ARSC HPC Users' Newsletter 306, December 17, 2004
- tcsh "autologout," Especially on the ARSC IBMs
- ScaLAPACK Intro: Part III of V
- NCL Upgrade Announced
- OpenMP 2.5 Draft Specification Released for Public Comments
- Holiday Greetings
- Quick Tip
tcsh "autologout," Especially on the ARSC IBMs
UNIX shells always seem to find a way to keep you on your toes. If you use tcsh and regularly, but mysteriously, find yourself logged out of terminal sessions, the problem might be the autologout functionality. When the variable "autologout" is set, the tcsh shell will *automatically* disconnect the session after the specified number of minutes. E.g.:
# first set the autologout variable to 60 minutes. iceberg1 3% set autologout=60 # verify that it is set using the built in shell command, 'set'. iceberg1 4% set grep auto autologout 60
In this case the shell will disconnect after 60 minutes of idle time. After the specified amount of idle time, we would see the following:
iceberg1 4% auto-logout Connection to iceberg closed.
In some versions of tcsh including those installed on iceberg and iceflyer, the autologout variable may be set by default (!!!) to 60 minutes. Sifting through the tcsh man page, one finds that autologout is set to 60 minutes by default in login and superuser shells, but not if the shell "thinks" it is running under a window system. It checks the setting of the environment variable DISPLAY to assess whether or not the session is running under a window system.
Thus, the autologout variable could be set for you automatically:
- If you use a terminal program which does not support X11.
- If you use a terminal program which does support X11, but you are using a connection method which does not set the DISPLAY environment variable for you (e.g., krlogin, ktelnet).
Note: ssh sets DISPLAY, as long as the terminal supports X11.
Fortunately, if, for some crazy reason, you don't want to be logged out automatically, you can get around this by unsetting the autologout variable.
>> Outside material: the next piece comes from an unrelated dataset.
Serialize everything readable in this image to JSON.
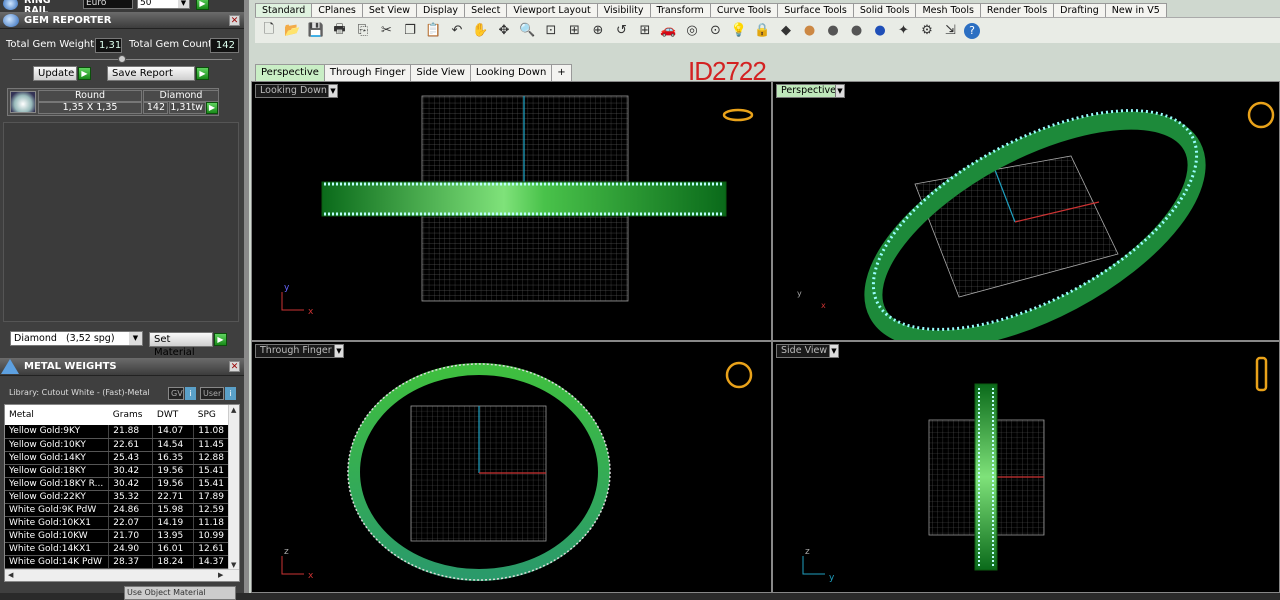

E.g.:
This command can be added to your .cshrc if you would like to permanently disable autologout.
Remember this only applies to the tcsh shell.
ScaLAPACK Intro: Part III of V
In this issue, we finally begin distributing the data arrays across all processors. This is where the dream of performing linear algebra on large arrays, say, 300000 x 300000 64-bit REALs, starts to become reality. For the record, a couple of arrays this size would indeed fit on ARSC's IBM cluster, with room to spare.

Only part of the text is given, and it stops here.